Which is safer — CRDF or KPTI or KO?

By beta (market sensitivity over 5 years), The Coca-Cola Company (KO) is the lower-risk stock at -0.

20β versus Cardiff Oncology, Inc. 's 2. 23β — meaning CRDF is approximately -1214% more volatile than KO relative to the S&P 500. On balance sheet safety, Cardiff Oncology, Inc. (CRDF) carries a lower debt/equity ratio of 2% versus 133% for The Coca-Cola Company — giving it more financial flexibility in a downturn.

04

Which is growing faster — CRDF or KPTI or KO?

By revenue growth (latest reported year), The Coca-Cola Company (KO) is pulling ahead at 1.

9% versus -13. 2% for Cardiff Oncology, Inc. (CRDF). On earnings-per-share growth, the picture is similar: Cardiff Oncology, Inc. grew EPS 27. 4% year-over-year, compared to -90. 5% for Karyopharm Therapeutics Inc.. Over a 3-year CAGR, CRDF leads at 15. 4% annualised revenue growth. Higher growth typically commands a higher valuation multiple — check whether the premium P/E or P/S is justified by the growth rate using the PEG ratio.

05

Which has better profit margins — CRDF or KPTI or KO?

The Coca-Cola Company (KO) is the more profitable company, earning 27.

3% net margin versus -77. 3% for Cardiff Oncology, Inc. — meaning it keeps 27. 3% of every revenue dollar as bottom-line profit. Operating margin tells a similar story: KO leads at 28. 7% versus -82. 6% for CRDF. At the gross margin level — before operating expenses — CRDF leads at 100. 0%, reflecting greater pricing power or product mix advantage. Stronger margins indicate durable pricing power, lower cost of revenue, or higher mix of software/services. They are one of the clearest signs of business quality.

06

Is CRDF or KPTI or KO more undervalued right now?

Analyst consensus price targets imply the most upside for KPTI: 57.

4% to $14. 17.

07

Which pays a better dividend — CRDF or KPTI or KO?

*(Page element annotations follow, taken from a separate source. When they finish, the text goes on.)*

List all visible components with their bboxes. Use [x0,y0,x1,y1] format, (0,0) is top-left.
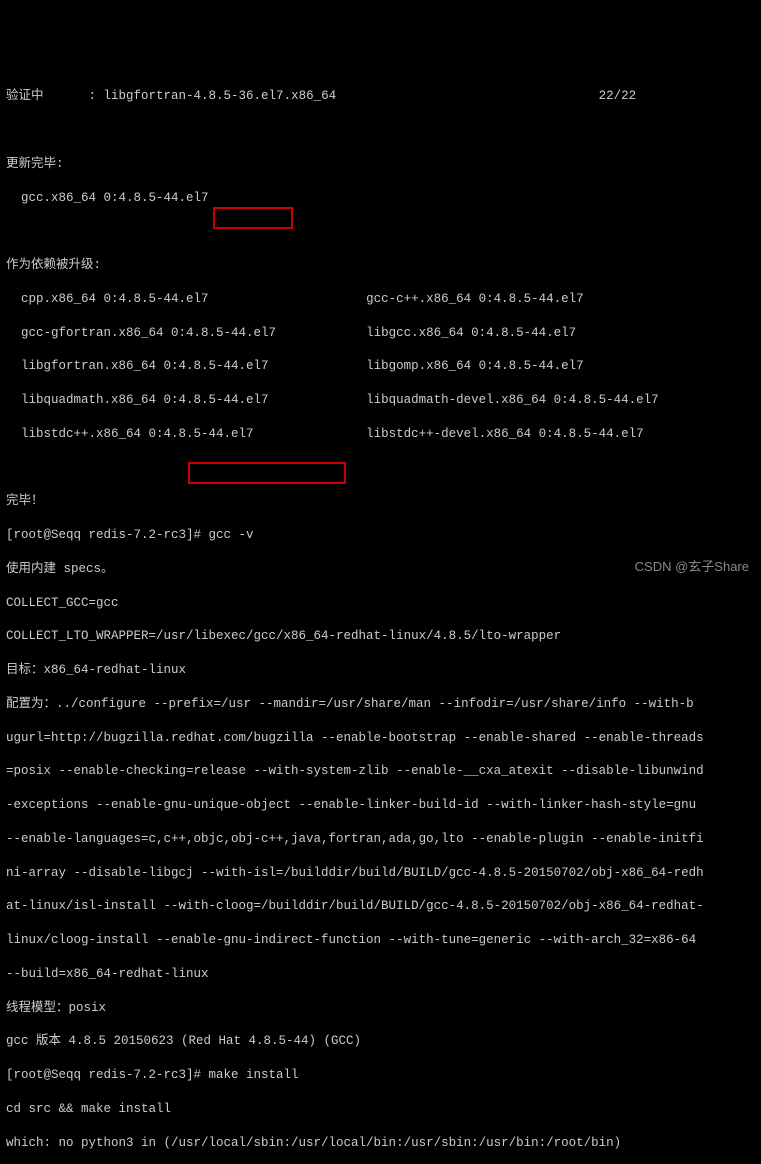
prompt-line-1[interactable]: [root@Seqq redis-7.2-rc3]# gcc -v [6,527,755,544]
gcc-cfg: at-linux/isl-install --with-cloog=/build… [6,898,755,915]
dep-row: libquadmath.x86_64 0:4.8.5-44.el7 libqua… [6,392,755,409]
prompt-prefix: [root@Seqq redis-7.2-rc3] [6,1068,194,1082]
gcc-version: gcc 版本 4.8.5 20150623 (Red Hat 4.8.5-44)… [6,1033,755,1050]
gcc-cfg: =posix --enable-checking=release --with-… [6,763,755,780]
terminal-output: 验证中 : libgfortran-4.8.5-36.el7.x86_64 22… [6,72,755,1164]
gcc-cfg: -exceptions --enable-gnu-unique-object -… [6,797,755,814]
prompt-prefix: [root@Seqq redis-7.2-rc3] [6,528,194,542]
updated-label: 更新完毕: [6,156,755,173]
gcc-cfg: linux/cloog-install --enable-gnu-indirec… [6,932,755,949]
dep-row: cpp.x86_64 0:4.8.5-44.el7 gcc-c++.x86_64… [6,291,755,308]
verifying-pkg: : libgfortran-4.8.5-36.el7.x86_64 [89,89,337,103]
dep-row: gcc-gfortran.x86_64 0:4.8.5-44.el7 libgc… [6,325,755,342]
gcc-cfg: ni-array --disable-libgcj --with-isl=/bu… [6,865,755,882]
dep-upgraded-label: 作为依赖被升级: [6,257,755,274]
gcc-line: COLLECT_GCC=gcc [6,595,755,612]
make-line: which: no python3 in (/usr/local/sbin:/u… [6,1135,755,1152]
verifying-counter: 22/22 [599,89,637,103]
prompt-line-2[interactable]: [root@Seqq redis-7.2-rc3]# make install [6,1067,755,1084]
gcc-cfg: --enable-languages=c,c++,objc,obj-c++,ja… [6,831,755,848]
gcc-cfg: --build=x86_64-redhat-linux [6,966,755,983]
make-line: cd src && make install [6,1101,755,1118]
command-make-install: # make install [194,1068,299,1082]
verifying-line: 验证中 : libgfortran-4.8.5-36.el7.x86_64 22… [6,88,755,105]
gcc-thread: 线程模型：posix [6,1000,755,1017]
gcc-cfg: ugurl=http://bugzilla.redhat.com/bugzill… [6,730,755,747]
gcc-line: COLLECT_LTO_WRAPPER=/usr/libexec/gcc/x86… [6,628,755,645]
gcc-line: 目标：x86_64-redhat-linux [6,662,755,679]
complete-label: 完毕！ [6,493,755,510]
dep-row: libgfortran.x86_64 0:4.8.5-44.el7 libgom… [6,358,755,375]
updated-pkg: gcc.x86_64 0:4.8.5-44.el7 [6,190,755,207]
dep-row: libstdc++.x86_64 0:4.8.5-44.el7 libstdc+… [6,426,755,443]
watermark-text: CSDN @玄子Share [635,558,749,576]
verifying-label: 验证中 [6,89,44,103]
command-gcc-v: # gcc -v [194,528,254,542]
gcc-cfg: 配置为：../configure --prefix=/usr --mandir=… [6,696,755,713]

In this comparison, KO (2.

5% yield) pays a dividend. CRDF, KPTI do not pay a meaningful dividend and should not be held primarily for income.

08

Is CRDF or KPTI or KO better for a retirement portfolio?

For long-horizon retirement investors, The Coca-Cola Company (KO) is the stronger choice — it scores higher on the combination of lower volatility, dividend reliability, and long-term compounding (low volatility (β -0.

20), 2. 5% yield, +121. 1% 10Y return). Cardiff Oncology, Inc. (CRDF) carries a higher beta of 2. 23 — meaning larger drawdowns in market downturns, which matters significantly when you cannot wait years for a recovery. Both have compounded well over 10 years (KO: +121. 1%, CRDF: -99. 5%), confirming both are viable long-term holds — but the lower-volatility option typically results in less emotional selling during corrections. Retirement portfolios generally favour predictability over maximum returns. Consult a financial advisor before making allocation decisions.

09

What are the main differences between CRDF and KPTI and KO?

These companies operate in different sectors (CRDF (Healthcare) and KPTI (Healthcare) and KO (Consumer Defensive)), which means they face different economic cycles, regulatory environments, and macro sensitivities — making direct comparison nuanced.

KO pays a dividend while CRDF, KPTI do not, making them suitable for different income and tax situations. These fundamental differences mean investors should not choose between them on a single metric — the "better stock" depends entirely on which of these characteristics aligns with your investment strategy.